Il Teròldego Rotaliano
La parola francese terroir sintetizza i molteplici fattori antropici, storici, fisici e chimici, stratificatisi nel tempo, che caratterizzano un prodotto di alta qualità e immediatamente riconoscibile.
Nel caso del vino e in particolare del Teroldego, si può innanzitutto tradurre con la locuzione “luogo caratteristico”, da individuare nella Piana Rotaliana, la più vasta pianura del Trentino, un triangolo con base lungo il fiume Adige e vertice al passo della Rocchetta, delimitata dal Monte Fausior (1550 m) a sud e dal Monte Monticello (1857 m) a nord.
Storia del vitigno
Il Teroldego è attestato in un contratto di locazione del 1383 e quindi in un contratto di acquisto del 1480 nella zona di Trento, estendendo la sua area di coltivazione verso nord: presso Mezzolombardo esiste il toponimo “Teròldeghe”, ricordato dalle fonti a partire dalla metà del XVI secolo, denominazione ribadita nel 1942. Diversi autori accennano nelle loro opere al Teroldego, in particolare Michelangelo Mariani nel 1673, che parlando del vino di Mezzolombardo li definisce “gustosi, e gentili […] dove ne vengono anche di potenti più di quel che si potrìa credere rispetto al sito […] sono vini muti che fanno parlare”. Solo nel 1885 però August Wilhelm von Babo ed Edmund Mach descrissero in modo scientifico l’uva Teroldego: “Il Tiroldico è una vite vigorosa, dai tralci sottoli, nocciola chiaro. Le foglie, medie e tri/pentalobate, sono grigio-verdi, pagina superiore opaca, pagina inferiore molto lanuginosa. Gli apici dei germogli sono biancastri e anch’essi lanuginosi. Il grappolo di questa cultivar è di grandezza media, compatto e di forma piramidale. Anche gli acini son di grossezza media, rotondi, blu scuro, profumati, con buccia spessa ricca di tannino. Il Teroldico vuole una potatura lunga. Il germogliamento è abbastanza precoce. I grappoli, similmente a quelli del Lagrein, possono essere raccolti abbastanza tardi senza marcire”. Si può ricordare infine che la presenza della vite e del vino nella Piana Rotaliana ha origini antiche: a Mezzocorona gli archeologi nel 1988 hanno riportato alla luce un insediamento rurale di circa 1000 mq con ambienti letti come magazzini, al cui interno hanno rinvenuto carboni di viti, vinaccioli combusti e frammenti di anfore per il probabile trasporto e commercio del vino.


Per un'etimologia
S’incontrano denominazioni simili del nome di questo vitigno, per esempio “Teroldega”, “Terodola”, “Teroldico”, “Teroldigo”, ma quella attuale di “Teroldego” si fissò per iniziativa di Guido Gallo (1896-1975), enologo, accademico della Vite e del Vino, presidente della Cantina Rotaliana di Mezzolombardo, promotore di molte iniziate dedicate alla valorizzazione del mondo del vino. In un suo articolo edito sull’“Almanacco Agrario” del 1943 dal titolo “Teroldego o Teroldico?” tracciava in modo poetico la storia di questo vitigno, che geneticamente appartiene all’area veronese-padana e deriverebbe il proprio nome dalla vite “Teroldola”. La denominazione di “Teroldego” è autorizzata con il Decreto del Presidente della Repubblica del 18 febbraio 1971 e successive modifiche: si tratta della prima D.O.C. varietale riconosciuta in Trentino.
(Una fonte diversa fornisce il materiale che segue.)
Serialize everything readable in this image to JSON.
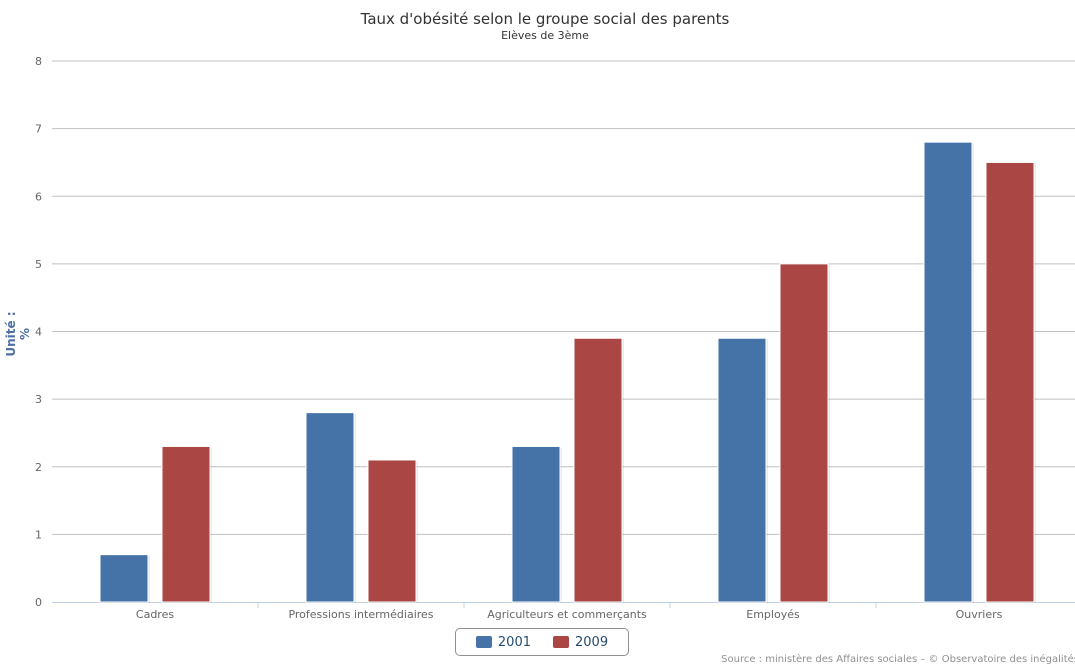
{
  "chart_data": {
    "type": "bar",
    "title": "Taux d'obésité selon le groupe social des parents",
    "subtitle": "Elèves de 3ème",
    "xlabel": "",
    "ylabel": "Unité : %",
    "ylim": [
      0,
      8
    ],
    "yticks": [
      "0",
      "1",
      "2",
      "3",
      "4",
      "5",
      "6",
      "7",
      "8"
    ],
    "grid": true,
    "legend_position": "bottom-center",
    "categories": [
      "Cadres",
      "Professions intermédiaires",
      "Agriculteurs et commerçants",
      "Employés",
      "Ouvriers"
    ],
    "series": [
      {
        "name": "2001",
        "color": "#4572a7",
        "values": [
          0.7,
          2.8,
          2.3,
          3.9,
          6.8
        ]
      },
      {
        "name": "2009",
        "color": "#aa4643",
        "values": [
          2.3,
          2.1,
          3.9,
          5.0,
          6.5
        ]
      }
    ],
    "source": "Source : ministère des Affaires sociales – © Observatoire des inégalités"
  }
}
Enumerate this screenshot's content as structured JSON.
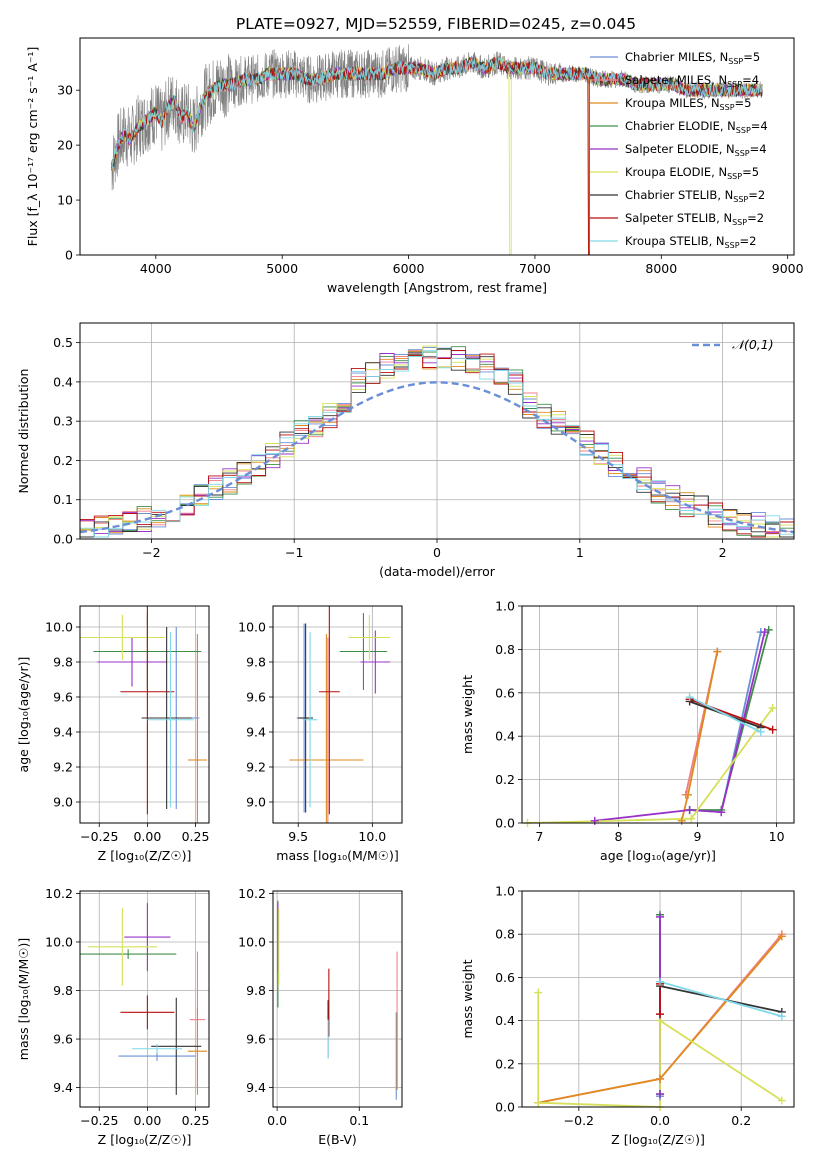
{
  "figure": {
    "title": "PLATE=0927, MJD=52559, FIBERID=0245, z=0.045"
  },
  "palette": [
    "#6b8fd6",
    "#f07f8a",
    "#e08a1e",
    "#3f8f4a",
    "#9b30c8",
    "#d7e05a",
    "#333333",
    "#b80f0f",
    "#7fd9e8"
  ],
  "chart_data": [
    {
      "type": "line",
      "id": "spectrum",
      "xlabel": "wavelength [Angstrom, rest frame]",
      "ylabel": "Flux [f_λ 10⁻¹⁷ erg cm⁻² s⁻¹ A⁻¹]",
      "xlim": [
        3400,
        9050
      ],
      "ylim": [
        0,
        39.5
      ],
      "xticks": [
        "4000",
        "5000",
        "6000",
        "7000",
        "8000",
        "9000"
      ],
      "yticks": [
        "0",
        "10",
        "20",
        "30"
      ],
      "grid": false,
      "legend_position": "top-right",
      "legend": [
        {
          "label": "Chabrier MILES, N",
          "sub": "SSP",
          "eq": "=5"
        },
        {
          "label": "Salpeter MILES, N",
          "sub": "SSP",
          "eq": "=4"
        },
        {
          "label": "Kroupa MILES, N",
          "sub": "SSP",
          "eq": "=5"
        },
        {
          "label": "Chabrier ELODIE, N",
          "sub": "SSP",
          "eq": "=4"
        },
        {
          "label": "Salpeter ELODIE, N",
          "sub": "SSP",
          "eq": "=4"
        },
        {
          "label": "Kroupa ELODIE, N",
          "sub": "SSP",
          "eq": "=5"
        },
        {
          "label": "Chabrier STELIB, N",
          "sub": "SSP",
          "eq": "=2"
        },
        {
          "label": "Salpeter STELIB, N",
          "sub": "SSP",
          "eq": "=2"
        },
        {
          "label": "Kroupa STELIB, N",
          "sub": "SSP",
          "eq": "=2"
        }
      ],
      "data_trace": {
        "name": "data",
        "color": "#808080",
        "x": [
          3650,
          3700,
          3750,
          3800,
          3850,
          3900,
          3950,
          4000,
          4050,
          4100,
          4150,
          4200,
          4250,
          4300,
          4350,
          4400,
          4450,
          4500,
          4600,
          4700,
          4800,
          4900,
          5000,
          5100,
          5200,
          5300,
          5400,
          5500,
          5600,
          5700,
          5800,
          5900,
          6000,
          6100,
          6200,
          6300,
          6400,
          6500,
          6600,
          6700,
          6800,
          6900,
          7000,
          7100,
          7200,
          7300,
          7400,
          7500,
          7600,
          7700,
          7800,
          7900,
          8000,
          8100,
          8200,
          8300,
          8400,
          8500,
          8600,
          8700,
          8800
        ],
        "y": [
          16,
          20,
          22,
          21,
          23,
          24,
          25,
          26,
          24,
          27,
          28,
          25,
          26,
          23,
          27,
          29,
          30,
          31,
          31,
          32,
          32,
          33,
          33,
          33,
          32,
          32,
          33,
          33,
          33,
          33,
          33,
          34,
          34,
          34,
          33,
          34,
          34,
          35,
          34,
          35,
          34,
          34,
          34,
          33,
          33,
          33,
          33,
          32,
          32,
          32,
          31,
          31,
          31,
          31,
          30,
          30,
          30,
          30,
          30,
          30,
          30
        ]
      },
      "models": [
        {
          "color": "#6b8fd6",
          "drop": null
        },
        {
          "color": "#f07f8a",
          "drop": null
        },
        {
          "color": "#e08a1e",
          "drop": 7420
        },
        {
          "color": "#3f8f4a",
          "drop": null
        },
        {
          "color": "#9b30c8",
          "drop": null
        },
        {
          "color": "#d7e05a",
          "drop": 6800
        },
        {
          "color": "#333333",
          "drop": null
        },
        {
          "color": "#b80f0f",
          "drop": 7420
        },
        {
          "color": "#7fd9e8",
          "drop": null
        }
      ]
    },
    {
      "type": "histogram",
      "id": "residuals",
      "xlabel": "(data-model)/error",
      "ylabel": "Normed distribution",
      "xlim": [
        -2.5,
        2.5
      ],
      "ylim": [
        0,
        0.55
      ],
      "xticks": [
        "−2",
        "−1",
        "0",
        "1",
        "2"
      ],
      "yticks": [
        "0.0",
        "0.1",
        "0.2",
        "0.3",
        "0.4",
        "0.5"
      ],
      "grid": true,
      "legend_position": "top-right",
      "reference_curve": {
        "name": "𝒩(0,1)",
        "color": "#6b8fd6",
        "mean": 0,
        "sigma": 1
      },
      "bin_edges": [
        -2.5,
        -2.4,
        -2.3,
        -2.2,
        -2.1,
        -2.0,
        -1.9,
        -1.8,
        -1.7,
        -1.6,
        -1.5,
        -1.4,
        -1.3,
        -1.2,
        -1.1,
        -1.0,
        -0.9,
        -0.8,
        -0.7,
        -0.6,
        -0.5,
        -0.4,
        -0.3,
        -0.2,
        -0.1,
        0.0,
        0.1,
        0.2,
        0.3,
        0.4,
        0.5,
        0.6,
        0.7,
        0.8,
        0.9,
        1.0,
        1.1,
        1.2,
        1.3,
        1.4,
        1.5,
        1.6,
        1.7,
        1.8,
        1.9,
        2.0,
        2.1,
        2.2,
        2.3,
        2.4,
        2.5
      ]
    },
    {
      "type": "errorbar",
      "id": "age-vs-Z",
      "xlabel": "Z [log₁₀(Z/Z☉)]",
      "ylabel": "age  [log₁₀(age/yr)]",
      "xlim": [
        -0.35,
        0.32
      ],
      "ylim": [
        8.88,
        10.12
      ],
      "xticks": [
        "−0.25",
        "0.00",
        "0.25"
      ],
      "yticks": [
        "9.0",
        "9.2",
        "9.4",
        "9.6",
        "9.8",
        "10.0"
      ],
      "points": [
        {
          "x": 0.15,
          "y": 9.48,
          "xerr": 0.12,
          "yerr": 0.52,
          "color": "#6b8fd6"
        },
        {
          "x": 0.26,
          "y": 9.24,
          "xerr": 0.04,
          "yerr": 0.7,
          "color": "#f07f8a"
        },
        {
          "x": 0.26,
          "y": 9.24,
          "xerr": 0.05,
          "yerr": 0.72,
          "color": "#e08a1e"
        },
        {
          "x": 0.0,
          "y": 9.86,
          "xerr": 0.28,
          "yerr": 0.22,
          "color": "#3f8f4a"
        },
        {
          "x": -0.08,
          "y": 9.8,
          "xerr": 0.18,
          "yerr": 0.14,
          "color": "#9b30c8"
        },
        {
          "x": -0.13,
          "y": 9.94,
          "xerr": 0.22,
          "yerr": 0.13,
          "color": "#d7e05a"
        },
        {
          "x": 0.1,
          "y": 9.48,
          "xerr": 0.13,
          "yerr": 0.52,
          "color": "#333333"
        },
        {
          "x": 0.0,
          "y": 9.63,
          "xerr": 0.14,
          "yerr": 0.7,
          "color": "#b80f0f"
        },
        {
          "x": 0.12,
          "y": 9.47,
          "xerr": 0.12,
          "yerr": 0.5,
          "color": "#7fd9e8"
        }
      ]
    },
    {
      "type": "errorbar",
      "id": "age-vs-mass",
      "xlabel": "mass [log₁₀(M/M☉)]",
      "ylabel": "",
      "xlim": [
        9.33,
        10.2
      ],
      "ylim": [
        8.88,
        10.12
      ],
      "xticks": [
        "9.5",
        "10.0"
      ],
      "yticks": [
        "9.0",
        "9.2",
        "9.4",
        "9.6",
        "9.8",
        "10.0"
      ],
      "points": [
        {
          "x": 9.54,
          "y": 9.48,
          "xerr": 0.05,
          "yerr": 0.54,
          "color": "#6b8fd6"
        },
        {
          "x": 9.7,
          "y": 9.24,
          "xerr": 0.2,
          "yerr": 0.7,
          "color": "#f07f8a"
        },
        {
          "x": 9.69,
          "y": 9.24,
          "xerr": 0.25,
          "yerr": 0.72,
          "color": "#e08a1e"
        },
        {
          "x": 9.94,
          "y": 9.86,
          "xerr": 0.16,
          "yerr": 0.22,
          "color": "#3f8f4a"
        },
        {
          "x": 10.02,
          "y": 9.8,
          "xerr": 0.1,
          "yerr": 0.18,
          "color": "#9b30c8"
        },
        {
          "x": 9.98,
          "y": 9.94,
          "xerr": 0.14,
          "yerr": 0.13,
          "color": "#d7e05a"
        },
        {
          "x": 9.55,
          "y": 9.48,
          "xerr": 0.05,
          "yerr": 0.54,
          "color": "#333333"
        },
        {
          "x": 9.71,
          "y": 9.63,
          "xerr": 0.07,
          "yerr": 0.7,
          "color": "#b80f0f"
        },
        {
          "x": 9.58,
          "y": 9.47,
          "xerr": 0.05,
          "yerr": 0.5,
          "color": "#7fd9e8"
        }
      ]
    },
    {
      "type": "line",
      "id": "weight-vs-age",
      "xlabel": "age  [log₁₀(age/yr)]",
      "ylabel": "mass weight",
      "xlim": [
        6.78,
        10.22
      ],
      "ylim": [
        0,
        1.0
      ],
      "xticks": [
        "7",
        "8",
        "9",
        "10"
      ],
      "yticks": [
        "0.0",
        "0.2",
        "0.4",
        "0.6",
        "0.8",
        "1.0"
      ],
      "grid": true,
      "series": [
        {
          "color": "#6b8fd6",
          "points": [
            [
              8.9,
              0.06
            ],
            [
              9.3,
              0.05
            ],
            [
              9.8,
              0.88
            ]
          ]
        },
        {
          "color": "#f07f8a",
          "points": [
            [
              8.85,
              0.13
            ],
            [
              9.25,
              0.79
            ]
          ]
        },
        {
          "color": "#e08a1e",
          "points": [
            [
              8.8,
              0.01
            ],
            [
              8.88,
              0.13
            ],
            [
              9.25,
              0.79
            ]
          ]
        },
        {
          "color": "#3f8f4a",
          "points": [
            [
              8.9,
              0.06
            ],
            [
              9.3,
              0.06
            ],
            [
              9.9,
              0.89
            ]
          ]
        },
        {
          "color": "#9b30c8",
          "points": [
            [
              7.7,
              0.01
            ],
            [
              8.9,
              0.06
            ],
            [
              9.3,
              0.05
            ],
            [
              9.85,
              0.88
            ]
          ]
        },
        {
          "color": "#d7e05a",
          "points": [
            [
              6.85,
              0.0
            ],
            [
              8.92,
              0.02
            ],
            [
              9.95,
              0.53
            ]
          ]
        },
        {
          "color": "#333333",
          "points": [
            [
              8.9,
              0.56
            ],
            [
              9.8,
              0.44
            ]
          ]
        },
        {
          "color": "#b80f0f",
          "points": [
            [
              8.9,
              0.57
            ],
            [
              9.95,
              0.43
            ]
          ]
        },
        {
          "color": "#7fd9e8",
          "points": [
            [
              8.9,
              0.58
            ],
            [
              9.8,
              0.42
            ]
          ]
        }
      ]
    },
    {
      "type": "errorbar",
      "id": "mass-vs-Z",
      "xlabel": "Z [log₁₀(Z/Z☉)]",
      "ylabel": "mass [log₁₀(M/M☉)]",
      "xlim": [
        -0.35,
        0.32
      ],
      "ylim": [
        9.32,
        10.21
      ],
      "xticks": [
        "−0.25",
        "0.00",
        "0.25"
      ],
      "yticks": [
        "9.4",
        "9.6",
        "9.8",
        "10.0",
        "10.2"
      ],
      "points": [
        {
          "x": 0.05,
          "y": 9.53,
          "xerr": 0.2,
          "yerr": 0.02,
          "color": "#6b8fd6"
        },
        {
          "x": 0.26,
          "y": 9.68,
          "xerr": 0.04,
          "yerr": 0.28,
          "color": "#f07f8a"
        },
        {
          "x": 0.26,
          "y": 9.55,
          "xerr": 0.05,
          "yerr": 0.18,
          "color": "#e08a1e"
        },
        {
          "x": -0.1,
          "y": 9.95,
          "xerr": 0.25,
          "yerr": 0.02,
          "color": "#3f8f4a"
        },
        {
          "x": 0.0,
          "y": 10.02,
          "xerr": 0.12,
          "yerr": 0.14,
          "color": "#9b30c8"
        },
        {
          "x": -0.13,
          "y": 9.98,
          "xerr": 0.18,
          "yerr": 0.16,
          "color": "#d7e05a"
        },
        {
          "x": 0.15,
          "y": 9.57,
          "xerr": 0.13,
          "yerr": 0.2,
          "color": "#333333"
        },
        {
          "x": 0.0,
          "y": 9.71,
          "xerr": 0.14,
          "yerr": 0.07,
          "color": "#b80f0f"
        },
        {
          "x": 0.05,
          "y": 9.56,
          "xerr": 0.13,
          "yerr": 0.02,
          "color": "#7fd9e8"
        }
      ]
    },
    {
      "type": "errorbar",
      "id": "mass-vs-ebv",
      "xlabel": "E(B-V)",
      "ylabel": "",
      "xlim": [
        -0.005,
        0.152
      ],
      "ylim": [
        9.32,
        10.21
      ],
      "xticks": [
        "0.0",
        "0.1"
      ],
      "yticks": [
        "9.4",
        "9.6",
        "9.8",
        "10.0",
        "10.2"
      ],
      "points": [
        {
          "x": 0.145,
          "y": 9.53,
          "xerr": 0,
          "yerr": 0.18,
          "color": "#6b8fd6"
        },
        {
          "x": 0.146,
          "y": 9.68,
          "xerr": 0,
          "yerr": 0.28,
          "color": "#f07f8a"
        },
        {
          "x": 0.146,
          "y": 9.55,
          "xerr": 0,
          "yerr": 0.16,
          "color": "#e08a1e"
        },
        {
          "x": 0.001,
          "y": 9.95,
          "xerr": 0,
          "yerr": 0.22,
          "color": "#3f8f4a"
        },
        {
          "x": 0.001,
          "y": 10.02,
          "xerr": 0,
          "yerr": 0.14,
          "color": "#9b30c8"
        },
        {
          "x": 0.002,
          "y": 9.98,
          "xerr": 0,
          "yerr": 0.16,
          "color": "#d7e05a"
        },
        {
          "x": 0.062,
          "y": 9.64,
          "xerr": 0,
          "yerr": 0.12,
          "color": "#333333"
        },
        {
          "x": 0.063,
          "y": 9.75,
          "xerr": 0,
          "yerr": 0.14,
          "color": "#b80f0f"
        },
        {
          "x": 0.062,
          "y": 9.6,
          "xerr": 0,
          "yerr": 0.08,
          "color": "#7fd9e8"
        }
      ]
    },
    {
      "type": "line",
      "id": "weight-vs-Z",
      "xlabel": "Z [log₁₀(Z/Z☉)]",
      "ylabel": "mass weight",
      "xlim": [
        -0.34,
        0.33
      ],
      "ylim": [
        0,
        1.0
      ],
      "xticks": [
        "−0.2",
        "0.0",
        "0.2"
      ],
      "yticks": [
        "0.0",
        "0.2",
        "0.4",
        "0.6",
        "0.8",
        "1.0"
      ],
      "grid": true,
      "series": [
        {
          "color": "#6b8fd6",
          "points": [
            [
              0.0,
              0.88
            ],
            [
              0.0,
              0.06
            ],
            [
              0.0,
              0.05
            ]
          ]
        },
        {
          "color": "#f07f8a",
          "points": [
            [
              -0.3,
              0.02
            ],
            [
              0.0,
              0.13
            ],
            [
              0.3,
              0.8
            ]
          ]
        },
        {
          "color": "#e08a1e",
          "points": [
            [
              -0.3,
              0.02
            ],
            [
              0.0,
              0.13
            ],
            [
              0.3,
              0.79
            ]
          ]
        },
        {
          "color": "#3f8f4a",
          "points": [
            [
              0.0,
              0.89
            ],
            [
              0.0,
              0.06
            ]
          ]
        },
        {
          "color": "#9b30c8",
          "points": [
            [
              0.0,
              0.88
            ],
            [
              0.0,
              0.06
            ]
          ]
        },
        {
          "color": "#d7e05a",
          "points": [
            [
              -0.3,
              0.53
            ],
            [
              -0.3,
              0.02
            ],
            [
              0.0,
              0.0
            ],
            [
              0.0,
              0.4
            ],
            [
              0.3,
              0.03
            ]
          ]
        },
        {
          "color": "#333333",
          "points": [
            [
              0.0,
              0.56
            ],
            [
              0.3,
              0.44
            ]
          ]
        },
        {
          "color": "#b80f0f",
          "points": [
            [
              0.0,
              0.57
            ],
            [
              0.0,
              0.43
            ]
          ]
        },
        {
          "color": "#7fd9e8",
          "points": [
            [
              0.0,
              0.58
            ],
            [
              0.3,
              0.42
            ]
          ]
        }
      ]
    }
  ]
}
Modalità di cultura in vigna
Il Teroldego Rotaliano è coltivato su circa 500 ettari, nei comuni di Mezzolombardo, Mezzocorona e nella frazione di Grumo, nel comune di San Michele all’Adige. L’uva, a bacca nera, produce un vino dal colore rosso rubino intenso, con fragranze di frutta matura, è leggermente tannico, minerale, sapido, si abbina con pietanze di carne arrosti selvaggina funghi. Il nome “Teroldego” nella sua probabile derivazione da “Tiròldola” o “Teròldola”, si collega al modo stesso di coltivazione, che prevedeva l’utilizzo di tutori vivi denominati “tirelle” e l’utilizzo di piante, il gelso in particolare, per sostenere la vite, tanto da parlare di “vite maritata al gelso”. Solo in seguito il sistema d’impianto vide l’introduzione della caratteristica pergola trentina doppia, in grado di sfruttare al meglio la luce solare, permettendo ai grappoli di crescere sotto lo strato fogliare, protetti dalla luce diretta del sole e staccati dalle foglie, in modo da assicurare una maggiore areazione contro l’umidità e una raccolta più semplice.